A empresa atualmente se encontra em meio a brigas com a FAB (Força Aérea Brasileira) após redução no número de aeronaves a serem compradas pelo governo federal, o que Bolsonaro buscou minimizar. Na feira, Ministério da Defesa tentou ampliar as vendas de produtos da área aos países árabes.

Logo no sábado, o primeiro dia em Dubai, Bolsonaro visitou a Expo 2020 e se reuniu com autoridades dos Emirados Árabes. O pavilhão do Brasil conta com projeções de imagens que remetem à flora e fauna brasileira.

Ontem, 15 de novembro, foi o Dia do Brasil no evento, em referência à Proclamação da República. As comemorações contaram com apresentações de jiu-jitsu e de música brasileira, como samba e MPB.

Em Dubai, Bolsonaro e integrantes da comitiva ainda visitaram o edifício Burj Khalifa, o mais alto do mundo com 828 metros de altura e mais de 160 andares, inaugurado em 2010.

Em Abu Dhabi, também nos Emirados Árabes Unidos, Bolsonaro visitou uma planta industrial da multinacional brasileira de produtos alimentícios BRF e compareceu a um campeonato mundial de jiu-jitsu ao lado de Renzo Gracie, um dos maiores nomes do esporte.

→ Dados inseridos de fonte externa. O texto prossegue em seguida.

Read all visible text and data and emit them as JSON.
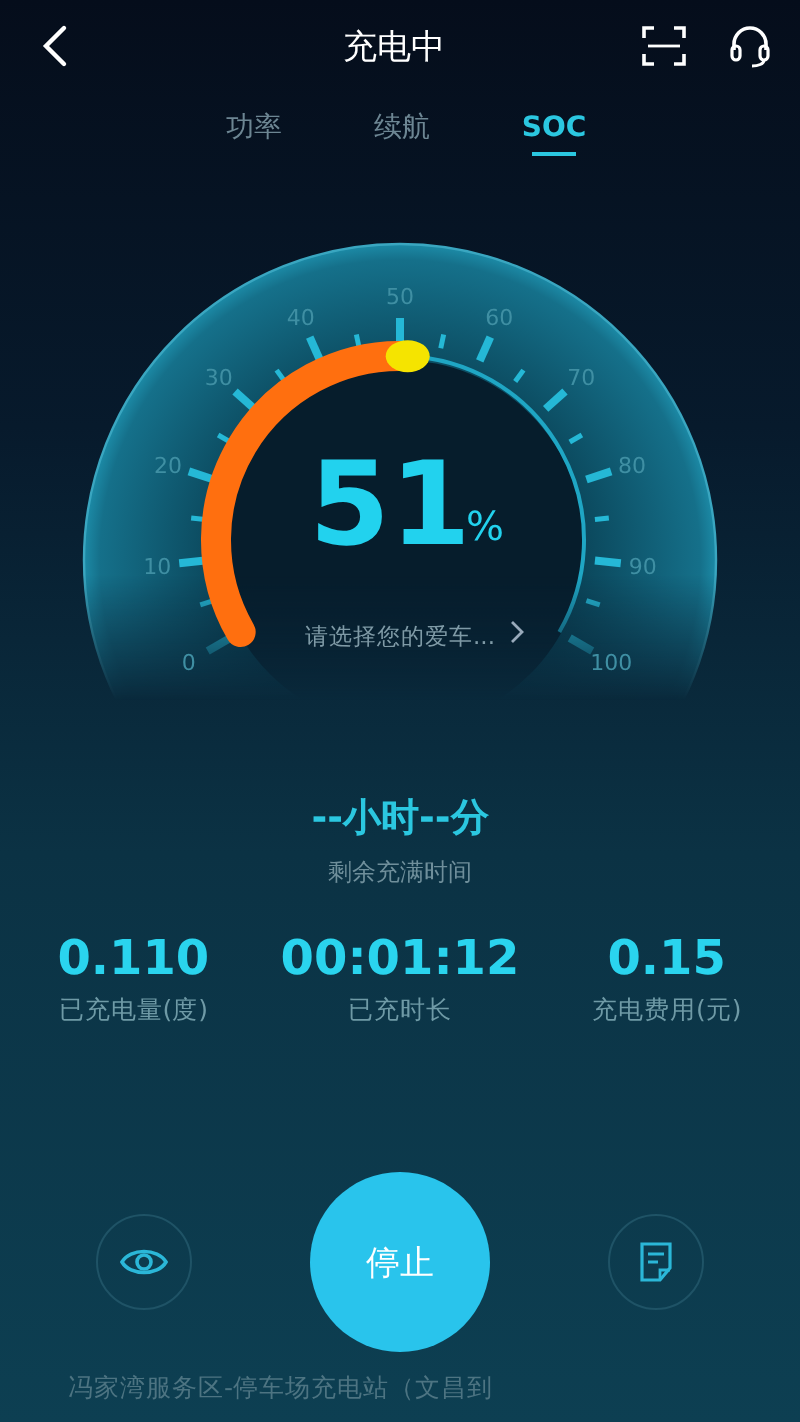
{
  "header": {
    "title": "充电中"
  },
  "tabs": [
    {
      "label": "功率",
      "selected": false
    },
    {
      "label": "续航",
      "selected": false
    },
    {
      "label": "SOC",
      "selected": true
    }
  ],
  "gauge": {
    "value": "51",
    "unit": "%",
    "scale_labels": [
      "0",
      "10",
      "20",
      "30",
      "40",
      "50",
      "60",
      "70",
      "80",
      "90",
      "100"
    ],
    "car_prompt": "请选择您的爱车..."
  },
  "remaining": {
    "value": "--小时--分",
    "label": "剩余充满时间"
  },
  "stats": [
    {
      "value": "0.110",
      "label": "已充电量(度)"
    },
    {
      "value": "00:01:12",
      "label": "已充时长"
    },
    {
      "value": "0.15",
      "label": "充电费用(元)"
    }
  ],
  "stop_button": "停止",
  "station": "冯家湾服务区-停车场充电站（文昌到"
}
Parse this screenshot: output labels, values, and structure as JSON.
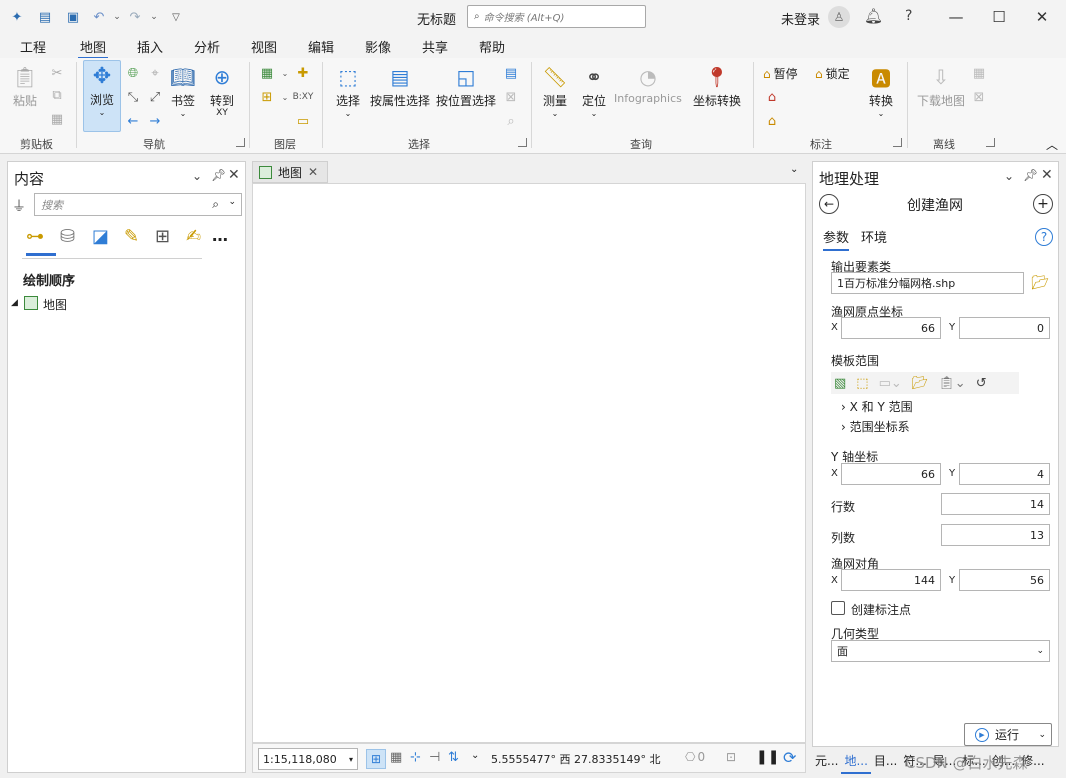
{
  "window": {
    "title": "无标题",
    "command_search_placeholder": "命令搜索 (Alt+Q)",
    "login": "未登录",
    "help": "?"
  },
  "menu_tabs": [
    "工程",
    "地图",
    "插入",
    "分析",
    "视图",
    "编辑",
    "影像",
    "共享",
    "帮助"
  ],
  "active_tab": "地图",
  "ribbon": {
    "clipboard": {
      "paste": "粘贴",
      "group": "剪贴板"
    },
    "navigate": {
      "explore": "浏览",
      "bookmarks": "书签",
      "goto": "转到",
      "goto_sub": "XY",
      "group": "导航"
    },
    "layer": {
      "group": "图层"
    },
    "selection": {
      "select": "选择",
      "by_attr": "按属性选择",
      "by_loc": "按位置选择",
      "group": "选择"
    },
    "inquiry": {
      "measure": "测量",
      "locate": "定位",
      "infographics": "Infographics",
      "coord_convert": "坐标转换",
      "group": "查询"
    },
    "labeling": {
      "pause": "暂停",
      "lock": "锁定",
      "convert": "转换",
      "group": "标注"
    },
    "offline": {
      "download": "下载地图",
      "group": "离线"
    }
  },
  "contents": {
    "title": "内容",
    "search_placeholder": "搜索",
    "drawing_order": "绘制顺序",
    "map_item": "地图"
  },
  "map_view": {
    "tab_label": "地图",
    "scale": "1:15,118,080",
    "coords": "5.5555477° 西  27.8335149° 北",
    "selected_count": "0"
  },
  "geoprocessing": {
    "title": "地理处理",
    "tool_title": "创建渔网",
    "tabs": [
      "参数",
      "环境"
    ],
    "output_label": "输出要素类",
    "output_value": "1百万标准分幅网格.shp",
    "origin_label": "渔网原点坐标",
    "origin_x": "66",
    "origin_y": "0",
    "template_label": "模板范围",
    "xy_extent": "X 和 Y 范围",
    "extent_crs": "范围坐标系",
    "yaxis_label": "Y 轴坐标",
    "yaxis_x": "66",
    "yaxis_y": "4",
    "rows_label": "行数",
    "rows": "14",
    "cols_label": "列数",
    "cols": "13",
    "corner_label": "渔网对角",
    "corner_x": "144",
    "corner_y": "56",
    "create_labels": "创建标注点",
    "geometry_label": "几何类型",
    "geometry_value": "面",
    "run": "运行",
    "x_letter": "X",
    "y_letter": "Y"
  },
  "bottom_tabs": [
    "元...",
    "地...",
    "目...",
    "符...",
    "导...",
    "标...",
    "创...",
    "修..."
  ],
  "watermark": "CSDN @白水先森",
  "colors": {
    "accent": "#2f6fd0",
    "selected_btn": "#cde3f7"
  }
}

A visita aos Emirados Árabes contou com reuniões com algumas das principais autoridades locais e fórum de investimentos ao lado de ministros. O governo afirma que pretende atrair os chamados "petrodólares" dos árabes a projetos de concessão e privatização, promover a expansão de empresas do agronegócio e ampliar o portfólio de produtos de defesa.

Comitiva de ministros, filhos e coadjuvante

Integram a comitiva os ministros Paulo Guedes (Economia), Augusto Heleno (Gabinete de Segurança Institucional), Walter Braga Netto (Defesa), Carlos França (Relações Exteriores), Gilson Machado (Turismo) e Bento Albuquerque (Minas e Energia), além dos deputados federais Eduardo Bolsonaro (PSL-SP) e Helio Lopes (PSL-RJ), e do senador Flávio Bolsonaro (Patriota-RJ), entre outros.

O ex-senador, quase vice-presidente e quase ministro dos Direitos Humanos, Magno Malta, até há pouco relegado a segundo plano pelo presidente, também está com o grupo.